The Qur’an in Surah al-Kahf recounts the story of the Companions of the Cave (Ashab al-Kahf), young believers who withdrew from their people’s shirk and were miraculously preserved in sleep. While many exegetes have linked this story to sites in Jordan or Anatolia, the internal details of the verses reveal striking parallels with the Kailasa Temple at Ellora in India, long associated with Shiva and his companions.
A key detail is their animal companion: “And their dog stretched its forelegs at the threshold” (18:18).
Their miraculous state is also highlighted: “You would think them awake, while they lay asleep, and We turned them to the right and to the left” (18:18). In Hindu mythology, Shiva sometimes enters deep stillness or meditation, a form of symbolic 'cosmic sleep', as when he drank the deadly poison during the churning of the ocean (Samudra Manthan) to protect the world. The Qur’an’s phrasing of laying down and being turned mirrors this imagery.
When they awoke, they declared: “These, our people, have taken gods besides Him. Why do they not bring for them a clear authority?” (18:15). Hindu tradition later transformed such figures into gods themselves. The Qur’an corrects this distortion, preserving their true rejection of shirk and affirmation of tawhid..
The Qur’an records: “So send one of you with this wariq of yours to the city, and let him see which food is purest” (18:19). The word wariq means silver coins, but shares its root with waraq (leaf). At Kailasa both are present. Lakshmi, carved within the temple, is goddess of coins, while Shiva’s favoured offering is the bel leaf. The Qur’anic choice of word reflects both elements, as if to point directly to the ritual symbolism.
Taken together, the cave itself, the dog companion, the sleep, the protest against false gods, the shrine built above them, and the wariq of coins and leaves form a consistent pattern. The Qur’an preserves the true account of monotheistic believers whom Allah protected as a sign. Hindu tradition preserved fragments but altered them into idolatry. Ellora may where the Ashab al Kahf were.

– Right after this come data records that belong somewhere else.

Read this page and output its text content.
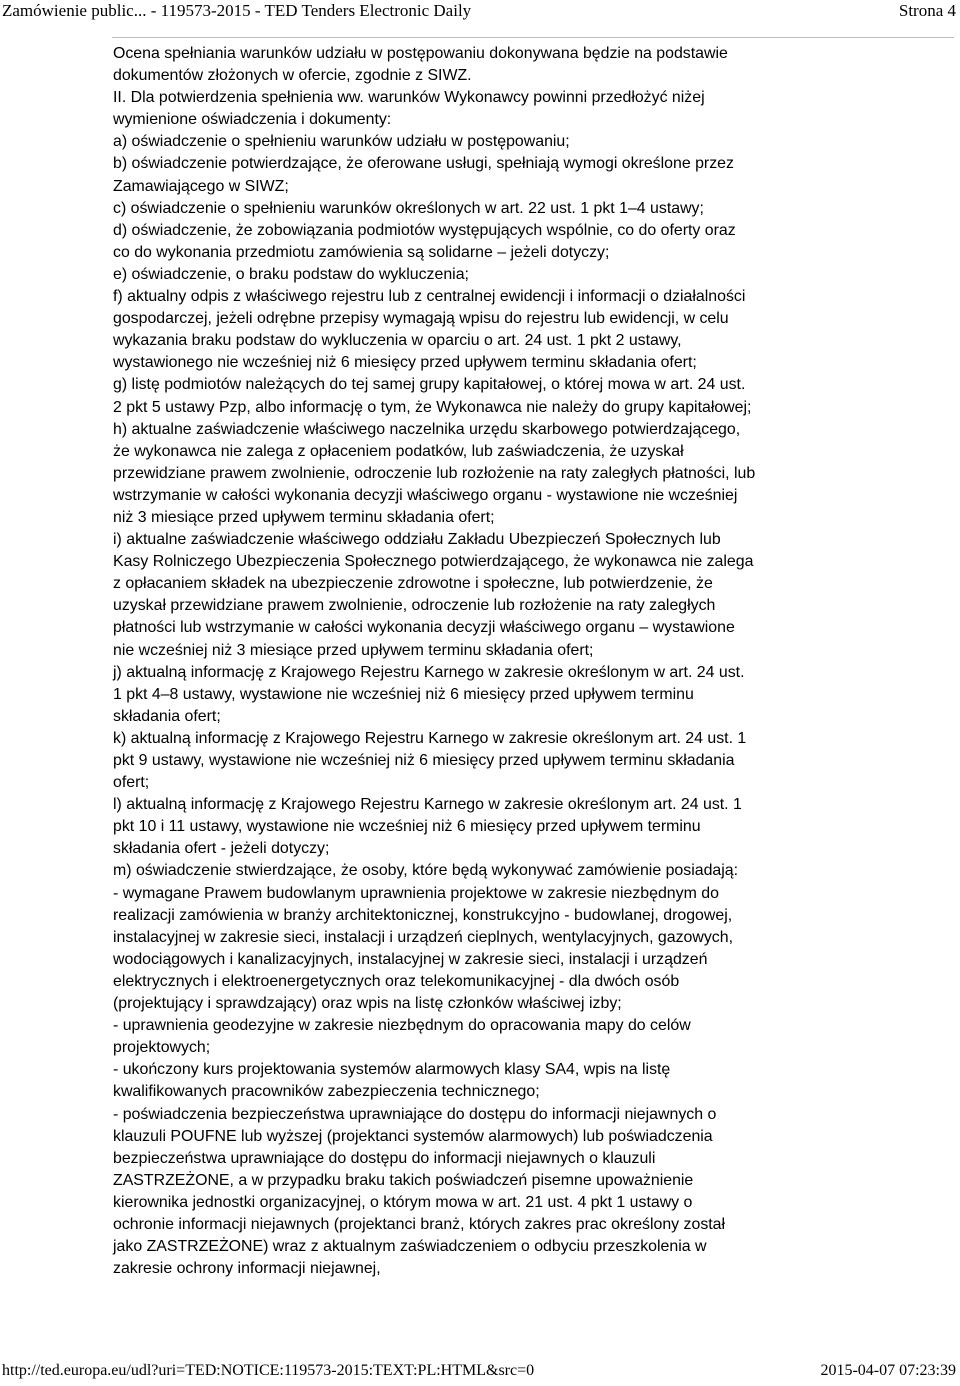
Zamówienie public... - 119573-2015 - TED Tenders Electronic Daily	Strona 4
Ocena spełniania warunków udziału w postępowaniu dokonywana będzie na podstawie
dokumentów złożonych w ofercie, zgodnie z SIWZ.
II. Dla potwierdzenia spełnienia ww. warunków Wykonawcy powinni przedłożyć niżej
wymienione oświadczenia i dokumenty:
a) oświadczenie o spełnieniu warunków udziału w postępowaniu;
b) oświadczenie potwierdzające, że oferowane usługi, spełniają wymogi określone przez
Zamawiającego w SIWZ;
c) oświadczenie o spełnieniu warunków określonych w art. 22 ust. 1 pkt 1–4 ustawy;
d) oświadczenie, że zobowiązania podmiotów występujących wspólnie, co do oferty oraz
co do wykonania przedmiotu zamówienia są solidarne – jeżeli dotyczy;
e) oświadczenie, o braku podstaw do wykluczenia;
f) aktualny odpis z właściwego rejestru lub z centralnej ewidencji i informacji o działalności
gospodarczej, jeżeli odrębne przepisy wymagają wpisu do rejestru lub ewidencji, w celu
wykazania braku podstaw do wykluczenia w oparciu o art. 24 ust. 1 pkt 2 ustawy,
wystawionego nie wcześniej niż 6 miesięcy przed upływem terminu składania ofert;
g) listę podmiotów należących do tej samej grupy kapitałowej, o której mowa w art. 24 ust.
2 pkt 5 ustawy Pzp, albo informację o tym, że Wykonawca nie należy do grupy kapitałowej;
h) aktualne zaświadczenie właściwego naczelnika urzędu skarbowego potwierdzającego,
że wykonawca nie zalega z opłaceniem podatków, lub zaświadczenia, że uzyskał
przewidziane prawem zwolnienie, odroczenie lub rozłożenie na raty zaległych płatności, lub
wstrzymanie w całości wykonania decyzji właściwego organu - wystawione nie wcześniej
niż 3 miesiące przed upływem terminu składania ofert;
i) aktualne zaświadczenie właściwego oddziału Zakładu Ubezpieczeń Społecznych lub
Kasy Rolniczego Ubezpieczenia Społecznego potwierdzającego, że wykonawca nie zalega
z opłacaniem składek na ubezpieczenie zdrowotne i społeczne, lub potwierdzenie, że
uzyskał przewidziane prawem zwolnienie, odroczenie lub rozłożenie na raty zaległych
płatności lub wstrzymanie w całości wykonania decyzji właściwego organu – wystawione
nie wcześniej niż 3 miesiące przed upływem terminu składania ofert;
j) aktualną informację z Krajowego Rejestru Karnego w zakresie określonym w art. 24 ust.
1 pkt 4–8 ustawy, wystawione nie wcześniej niż 6 miesięcy przed upływem terminu
składania ofert;
k) aktualną informację z Krajowego Rejestru Karnego w zakresie określonym art. 24 ust. 1
pkt 9 ustawy, wystawione nie wcześniej niż 6 miesięcy przed upływem terminu składania
ofert;
l) aktualną informację z Krajowego Rejestru Karnego w zakresie określonym art. 24 ust. 1
pkt 10 i 11 ustawy, wystawione nie wcześniej niż 6 miesięcy przed upływem terminu
składania ofert - jeżeli dotyczy;
m) oświadczenie stwierdzające, że osoby, które będą wykonywać zamówienie posiadają:
- wymagane Prawem budowlanym uprawnienia projektowe w zakresie niezbędnym do
realizacji zamówienia w branży architektonicznej, konstrukcyjno - budowlanej, drogowej,
instalacyjnej w zakresie sieci, instalacji i urządzeń cieplnych, wentylacyjnych, gazowych,
wodociągowych i kanalizacyjnych, instalacyjnej w zakresie sieci, instalacji i urządzeń
elektrycznych i elektroenergetycznych oraz telekomunikacyjnej - dla dwóch osób
(projektujący i sprawdzający) oraz wpis na listę członków właściwej izby;
- uprawnienia geodezyjne w zakresie niezbędnym do opracowania mapy do celów
projektowych;
- ukończony kurs projektowania systemów alarmowych klasy SA4, wpis na listę
kwalifikowanych pracowników zabezpieczenia technicznego;
- poświadczenia bezpieczeństwa uprawniające do dostępu do informacji niejawnych o
klauzuli POUFNE lub wyższej (projektanci systemów alarmowych) lub poświadczenia
bezpieczeństwa uprawniające do dostępu do informacji niejawnych o klauzuli
ZASTRZEŻONE, a w przypadku braku takich poświadczeń pisemne upoważnienie
kierownika jednostki organizacyjnej, o którym mowa w art. 21 ust. 4 pkt 1 ustawy o
ochronie informacji niejawnych (projektanci branż, których zakres prac określony został
jako ZASTRZEŻONE) wraz z aktualnym zaświadczeniem o odbyciu przeszkolenia w
zakresie ochrony informacji niejawnej,
http://ted.europa.eu/udl?uri=TED:NOTICE:119573-2015:TEXT:PL:HTML&src=0	2015-04-07 07:23:39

The Qur’an ends the narrative with ambiguity: “They will say, three, and their dog the fourth… and they will say, seven, and their dog the eighth. Say: My Lord knows best their number; none knows them except a few” (18:22). The exact number and details remain hidden with Allah. The lesson is not speculation, but the certainty of divine preservation, the rejection of shirk, and the endurance of tawḥīd.